This Adult Swim-published platformer simulates a harsh environment, but it might do it a little too well.
Genre: Puzzle Platformer
Publisher: Adult Swim Games
Release date: March 28th, 2017
A World of Rain and Predators
When I first saw this game in Steam’s upcoming list a year or two ago, it instantly caught my eye with its gritty, dark art-style, which stood out compared to similar platformers. The premise of controlling what’s prey to most creatures in the game sounded interesting, and the animal itself, the cat-slug, was appealing (there are even plushies of it available). The only problem was, the game seemed to take forever to come out, only finally releasing earlier this year in March. I picked it up in the Summer Sale, but was it worth the wait?
You play as an anonymous cat-slug on the titular Rain World, an alien environment that has almost cataclysmic rain storms. While migrating during one, you’re separated from your family, and you’ll have to “Land Before Time”-it back to them while avoiding everything trying to kill you. There’s quite a lot of that to go around.
Nature At Work
The Food Chain is a pretty big theme of Rain World, and you, unfortunately, occupy an odd middle rung of it. While you’re big enough to feed on a lot of things, that also makes you an appealing snack to predators, and evolution didn’t bless you with any tools to really fight them off. You can pick up objects, move pretty fast, and climb things a lot of foes can’t, but direct combat isn’t an option, and if something’s in your way you’ll have to use your brain. Detours are often possible thanks to the tunnels that litter the landscape, although, you’ll have to be careful around them as certain enemies are crafty enough to make use of them as well. It’s also possible to goad predators into fighting each other, allowing you to sneak past.
The difficulty might turn people off Rain World, as a single run-in with anything dangerous is typically enough to kill you. You can save your progress in certain shelters that are helpfully marked, although you have to find the room they’re in yourself. However, you make use of these shelters by hibernating, something you can only do if you have enough food stored: four units, out of a max of seven you can carry with you. So, you’ll always need to hunt down at least one thing.

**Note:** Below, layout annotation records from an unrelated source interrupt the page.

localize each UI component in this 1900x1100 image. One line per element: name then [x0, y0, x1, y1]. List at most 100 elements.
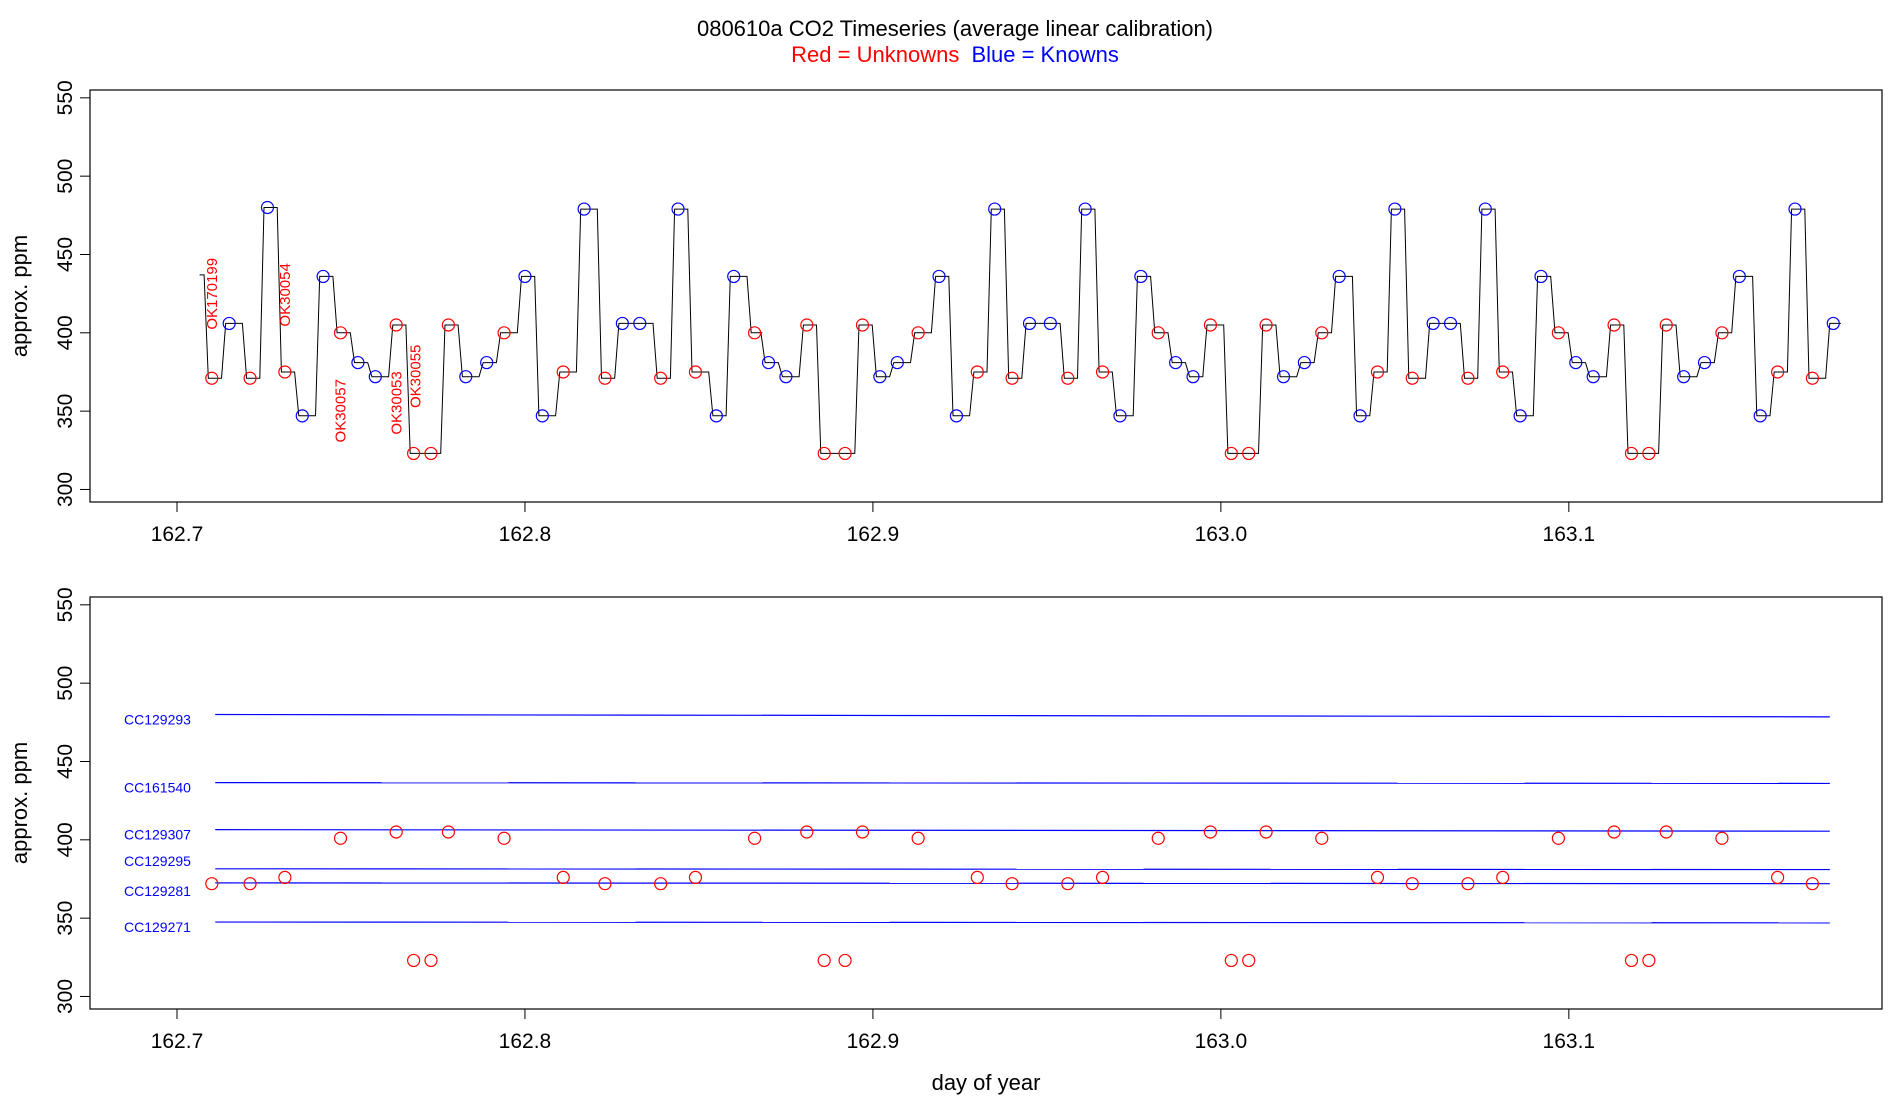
y-tick-label: 450	[54, 237, 77, 272]
unknown-point	[1642, 446, 1656, 461]
known-point	[1134, 269, 1148, 284]
known-point	[459, 370, 473, 384]
known-point	[1169, 355, 1183, 370]
chart-title: 080610a CO2 Timeseries (average linear c…	[697, 16, 1213, 41]
y-tick-label: 300	[54, 472, 77, 507]
known-point	[1186, 370, 1200, 384]
unknown-point	[333, 326, 348, 340]
unknown-point	[556, 870, 570, 885]
y-tick-label: 300	[54, 979, 77, 1014]
y-tick-label: 400	[54, 822, 77, 857]
reference-line-label: CC129295	[124, 853, 191, 869]
unknown-point	[748, 326, 762, 340]
unknown-point	[1496, 870, 1510, 885]
unknown-point	[1061, 877, 1075, 891]
known-point	[709, 409, 723, 423]
unknown-point	[1242, 953, 1256, 968]
known-point	[890, 355, 904, 370]
unknown-point	[497, 326, 511, 340]
y-tick-label: 500	[54, 666, 77, 701]
unknown-point	[1203, 825, 1218, 839]
known-point	[761, 355, 776, 370]
legend-unknowns: Red = Unknowns	[791, 42, 959, 67]
unknown-point	[1642, 953, 1656, 968]
unknown-point	[1551, 831, 1565, 845]
unknown-point	[389, 825, 403, 839]
unknown-point	[654, 877, 668, 891]
unknown-point	[1715, 831, 1729, 845]
sample-annotation: OK30054	[277, 263, 294, 326]
known-point	[1697, 355, 1712, 370]
x-tick-label: 162.8	[499, 1030, 552, 1053]
unknown-point	[1461, 877, 1475, 891]
series-unknowns	[205, 825, 1820, 968]
known-point	[727, 269, 741, 284]
unknown-point	[441, 318, 455, 332]
known-point	[615, 316, 629, 331]
unknown-point	[1771, 365, 1785, 379]
known-point	[1353, 409, 1367, 423]
unknown-point	[1659, 825, 1673, 839]
sample-annotation: OK30057	[333, 379, 350, 442]
unknown-point	[1224, 446, 1238, 461]
known-point	[260, 200, 275, 215]
known-point	[518, 269, 532, 284]
x-axis-label: day of year	[932, 1070, 1041, 1095]
unknown-point	[598, 371, 612, 385]
y-tick-label: 550	[54, 80, 77, 115]
series-knowns	[222, 200, 1840, 423]
unknown-point	[1224, 953, 1238, 968]
x-tick-label: 163.1	[1543, 523, 1596, 546]
y-tick-label: 350	[54, 394, 77, 429]
unknown-point	[407, 446, 421, 461]
known-point	[949, 409, 964, 423]
unknown-point	[1005, 371, 1019, 385]
unknown-point	[205, 371, 219, 385]
known-point	[873, 370, 887, 384]
bottom-panel: 300 350 400 450 500 550 162.7 162.8 162.9 163.0 16…	[7, 587, 1883, 1095]
known-point	[1113, 409, 1127, 423]
sample-annotation: OK30053	[388, 371, 405, 434]
x-tick-label: 162.7	[151, 523, 204, 546]
unknown-point	[911, 326, 925, 340]
reference-line	[215, 868, 1830, 871]
unknown-point	[911, 831, 925, 845]
unknown-point	[1315, 831, 1329, 845]
unknown-point	[688, 365, 703, 379]
known-point	[779, 370, 793, 384]
unknown-point	[1061, 371, 1075, 385]
known-point	[1426, 316, 1440, 331]
unknown-point	[1461, 371, 1475, 385]
y-axis-label: approx. ppm	[7, 742, 32, 864]
sample-annotation: OK30055	[408, 345, 425, 408]
unknown-point	[1771, 870, 1785, 885]
unknown-point	[1805, 371, 1820, 385]
unknown-point	[1242, 446, 1256, 461]
unknown-point	[838, 953, 852, 968]
unknown-point	[1370, 365, 1385, 379]
unknown-point	[855, 825, 870, 839]
unknown-point	[389, 318, 403, 332]
unknown-point	[1095, 365, 1110, 379]
known-point	[1478, 202, 1492, 216]
known-point	[1753, 409, 1767, 423]
known-point	[1297, 355, 1311, 370]
known-point	[988, 202, 1002, 216]
known-point	[1788, 202, 1802, 216]
known-point	[316, 269, 330, 284]
unknown-point	[205, 877, 219, 891]
unknown-point	[654, 371, 668, 385]
known-point	[1043, 316, 1057, 331]
y-tick-label: 500	[54, 159, 77, 194]
unknown-point	[1624, 446, 1639, 461]
unknown-point	[1203, 318, 1218, 332]
unknown-point	[1607, 825, 1621, 839]
unknown-point	[333, 831, 348, 845]
x-tick-label: 163.0	[1195, 523, 1248, 546]
reference-line	[215, 882, 1830, 885]
reference-line	[215, 921, 1830, 924]
unknown-point	[243, 371, 257, 385]
unknown-point	[407, 953, 421, 968]
unknown-point	[817, 953, 831, 968]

They’re not just a helpful feature, though, but a necessary one: the regular floods in Rain World also tie into the gameplay. Every so often rain will come down, gradually building up into a monsoon that will leave your poor rain slug very dead, and only the shelters are rain-tight enough to weather it. So, not only do you need to progress and avoid enemies, you also need to keep yourself fed and find these rooms too.

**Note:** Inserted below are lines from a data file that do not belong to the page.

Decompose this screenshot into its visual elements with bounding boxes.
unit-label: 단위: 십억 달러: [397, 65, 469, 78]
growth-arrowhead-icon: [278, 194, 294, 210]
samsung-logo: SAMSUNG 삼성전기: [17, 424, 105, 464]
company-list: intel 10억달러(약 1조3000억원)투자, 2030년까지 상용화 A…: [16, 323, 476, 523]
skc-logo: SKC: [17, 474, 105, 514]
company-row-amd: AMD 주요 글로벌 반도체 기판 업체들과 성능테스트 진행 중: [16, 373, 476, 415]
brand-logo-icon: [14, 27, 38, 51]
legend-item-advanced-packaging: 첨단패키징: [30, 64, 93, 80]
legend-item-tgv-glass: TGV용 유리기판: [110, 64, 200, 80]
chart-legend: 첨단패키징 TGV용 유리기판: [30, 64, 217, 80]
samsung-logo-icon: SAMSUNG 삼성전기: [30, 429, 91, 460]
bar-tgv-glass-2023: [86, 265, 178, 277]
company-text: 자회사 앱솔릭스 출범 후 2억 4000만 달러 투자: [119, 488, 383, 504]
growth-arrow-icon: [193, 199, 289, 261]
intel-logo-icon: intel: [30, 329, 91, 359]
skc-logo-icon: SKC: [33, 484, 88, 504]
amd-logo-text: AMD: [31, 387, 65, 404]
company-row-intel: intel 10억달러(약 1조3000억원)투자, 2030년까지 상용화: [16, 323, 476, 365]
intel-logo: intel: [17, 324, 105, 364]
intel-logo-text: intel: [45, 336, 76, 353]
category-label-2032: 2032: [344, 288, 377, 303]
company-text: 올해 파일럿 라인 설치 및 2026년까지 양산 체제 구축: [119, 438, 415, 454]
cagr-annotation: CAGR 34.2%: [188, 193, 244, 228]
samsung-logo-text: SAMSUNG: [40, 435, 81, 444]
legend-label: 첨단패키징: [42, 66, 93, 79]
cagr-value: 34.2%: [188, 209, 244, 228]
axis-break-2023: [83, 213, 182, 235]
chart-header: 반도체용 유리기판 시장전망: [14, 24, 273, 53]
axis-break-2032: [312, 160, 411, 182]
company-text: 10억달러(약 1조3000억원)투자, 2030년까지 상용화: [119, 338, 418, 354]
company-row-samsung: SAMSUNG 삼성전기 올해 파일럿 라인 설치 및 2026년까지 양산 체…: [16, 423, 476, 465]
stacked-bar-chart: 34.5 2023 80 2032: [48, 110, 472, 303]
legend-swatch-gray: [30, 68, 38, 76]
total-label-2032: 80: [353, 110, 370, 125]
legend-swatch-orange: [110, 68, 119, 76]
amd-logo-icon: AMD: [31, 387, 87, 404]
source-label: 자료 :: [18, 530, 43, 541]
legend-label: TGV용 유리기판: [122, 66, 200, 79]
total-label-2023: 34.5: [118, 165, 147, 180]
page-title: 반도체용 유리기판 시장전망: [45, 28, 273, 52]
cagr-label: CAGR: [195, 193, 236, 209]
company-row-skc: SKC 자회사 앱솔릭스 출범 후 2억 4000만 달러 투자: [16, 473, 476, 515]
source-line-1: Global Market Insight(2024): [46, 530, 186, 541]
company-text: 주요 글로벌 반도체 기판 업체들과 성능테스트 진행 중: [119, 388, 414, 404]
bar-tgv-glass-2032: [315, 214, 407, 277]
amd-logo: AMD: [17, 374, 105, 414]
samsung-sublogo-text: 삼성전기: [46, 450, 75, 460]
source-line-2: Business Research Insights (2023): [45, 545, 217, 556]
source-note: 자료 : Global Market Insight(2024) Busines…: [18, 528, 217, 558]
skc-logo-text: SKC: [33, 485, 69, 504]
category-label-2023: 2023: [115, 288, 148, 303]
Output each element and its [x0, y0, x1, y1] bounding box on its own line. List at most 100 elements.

But wait, there’s more! To actually move between areas of the game, you’ll need a certain amount of karma – the icon in the middle of the in-game clock. That increases whenever you hibernate and decreases when you die. So, there’s a good chance you’ll end up having to do that multiple times depending on how error-prone or unlucky you are, which will require a good knowledge of the area, where food is, and what the enemies lurking around are capable of. This is all stuff you’d need to know if you were in an animal’s shoes and wanted to live another day, so I have to appreciate how well the game produces that kind of experience.
At the same time though, there are some things the game could be a little more obvious about. The karma system is visible in the game, but you might not realize that’s how it works without looking it up or asking someone. In direct gameplay, there are some tricks that also aren’t instantly apparent. Some of these are small and not too out there, like being able to throw a spear into a nearby wall and use it as a platform. Others are not so obvious, like being able to tame certain enemies by tossing them food or other objects they’ll like; that’s not necessary to complete the game, but I find it doubtful you’d stumble onto it accidentally.

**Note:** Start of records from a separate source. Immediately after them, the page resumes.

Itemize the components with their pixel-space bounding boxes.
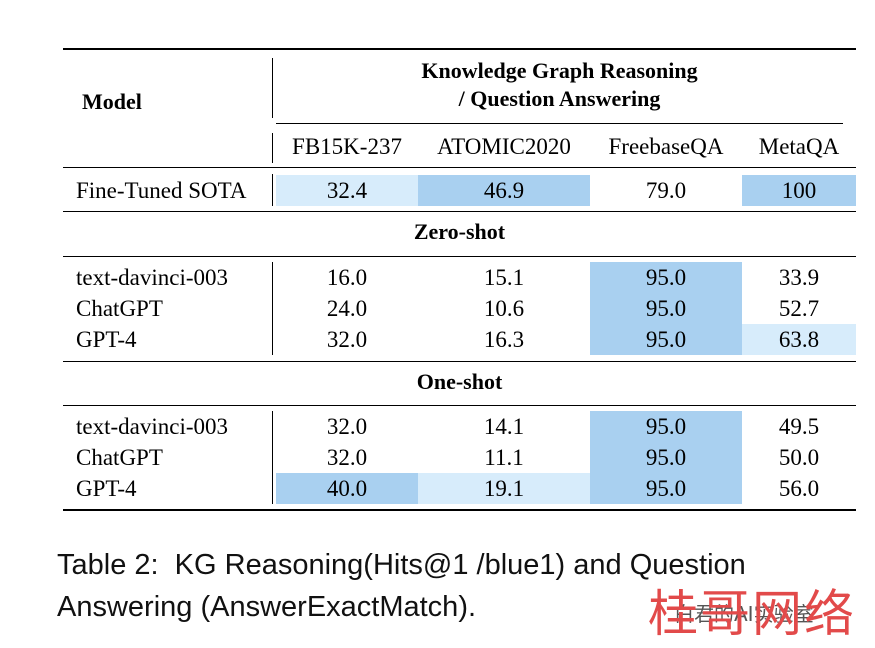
zero-row1-fb15k: 16.0: [326, 265, 368, 290]
watermark-logo-text: 桂哥网络: [648, 585, 856, 643]
header-bottom-rule: [63, 167, 856, 168]
sota-value-metaqa: 100: [742, 175, 856, 206]
zero-row2-freebaseqa: 95.0: [590, 293, 742, 324]
zero-row1-atomic: 15.1: [483, 265, 525, 290]
zero-row3-model: GPT-4: [76, 327, 137, 352]
zero-row1-metaqa: 33.9: [778, 265, 820, 290]
sota-bottom-rule: [63, 211, 856, 212]
model-header: Model: [82, 89, 142, 114]
section-title-zero-shot: Zero-shot: [413, 219, 506, 244]
column-header-metaqa: MetaQA: [758, 134, 840, 159]
model-divider-cols: [272, 133, 273, 163]
one-row3-metaqa: 56.0: [778, 476, 820, 501]
column-header-atomic: ATOMIC2020: [437, 134, 571, 159]
group-header-line1: Knowledge Graph Reasoning: [421, 58, 698, 83]
one-row2-atomic: 11.1: [484, 445, 524, 470]
zero-row3-atomic: 16.3: [483, 327, 525, 352]
group-header-underline: [276, 123, 843, 124]
watermark-account-name: 白君的AI实验室: [674, 602, 814, 626]
zero-row2-model: ChatGPT: [76, 296, 163, 321]
one-row1-metaqa: 49.5: [778, 414, 820, 439]
bottom-rule: [63, 509, 856, 511]
one-row1-atomic: 14.1: [483, 414, 525, 439]
zero-row2-metaqa: 52.7: [778, 296, 820, 321]
one-row2-freebaseqa: 95.0: [590, 442, 742, 473]
sota-value-atomic: 46.9: [418, 175, 590, 206]
sota-value-fb15k: 32.4: [276, 175, 418, 206]
one-row2-metaqa: 50.0: [778, 445, 820, 470]
zero-row3-fb15k: 32.0: [326, 327, 368, 352]
zero-row2-fb15k: 24.0: [326, 296, 368, 321]
column-header-freebaseqa: FreebaseQA: [608, 134, 724, 159]
column-header-fb15k: FB15K-237: [292, 134, 402, 159]
sota-model-label: Fine-Tuned SOTA: [76, 178, 247, 203]
sota-value-freebaseqa: 79.0: [645, 178, 687, 203]
model-divider-sota: [272, 174, 273, 206]
one-row3-freebaseqa: 95.0: [590, 473, 742, 504]
model-divider-zero: [272, 262, 273, 355]
top-rule: [63, 48, 856, 50]
one-row1-model: text-davinci-003: [76, 414, 229, 439]
zero-row2-atomic: 10.6: [483, 296, 525, 321]
section-title-one-shot: One-shot: [416, 369, 503, 394]
table-caption-line1: Table 2: KG Reasoning(Hits@1 /blue1) and…: [57, 549, 746, 581]
table-caption-line2: Answering (AnswerExactMatch).: [57, 591, 477, 623]
one-row1-fb15k: 32.0: [326, 414, 368, 439]
one-row3-atomic: 19.1: [418, 473, 590, 504]
one-shot-bottom-rule: [63, 405, 856, 406]
zero-section-bottom-rule: [63, 361, 856, 362]
one-row3-model: GPT-4: [76, 476, 137, 501]
one-row3-fb15k: 40.0: [276, 473, 418, 504]
zero-shot-bottom-rule: [63, 256, 856, 257]
model-divider-one: [272, 411, 273, 504]
zero-row1-freebaseqa: 95.0: [590, 262, 742, 293]
zero-row1-model: text-davinci-003: [76, 265, 229, 290]
group-header-line2: / Question Answering: [458, 86, 661, 111]
one-row2-model: ChatGPT: [76, 445, 163, 470]
zero-row3-metaqa: 63.8: [742, 324, 856, 355]
zero-row3-freebaseqa: 95.0: [590, 324, 742, 355]
model-divider-top: [272, 58, 273, 118]
one-row2-fb15k: 32.0: [326, 445, 368, 470]
one-row1-freebaseqa: 95.0: [590, 411, 742, 442]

There’s a lot to like about the gameplay, even so, as long as you don’t mind feeling vulnerable. The level design is nice and sprawled out, making you feel like you’re an explorer of these lost ruins. They lend themselves well to escaping predators or finding ways around them, and I can think of a lot of spontaneous moments where I managed to do that.
Graphics-wise, as I said, Rain World definitely stands out. The palette and design make the game feel dirty and dark, as nature often is despite our attempts to romanticize it. However, enemies are often designed with bright colors or have something else that attracts your attention – the common lizards all have bright skin of some kind, while the massive bird above foretells it swooping in with its shadow. Music-wise, there really isn’t much, just ambient noise, but then there’s none in nature either.
It’s definitely not a game for everyone, but I think Videocult has nailed what they set out to do with this game. In the near future they’re going to be patching in difficulty options, allowing you to play as a yellow slugcat that predators will be less likely to attack and more likely to befriend, as well as a red slugcat that will be attacked more often but also be more prepared for combat, allowing you some wiggle room as you play the game. Overall, if you want a different experience or a look into what squirrels and similar animals go through daily, I can definitely recommend Rain World.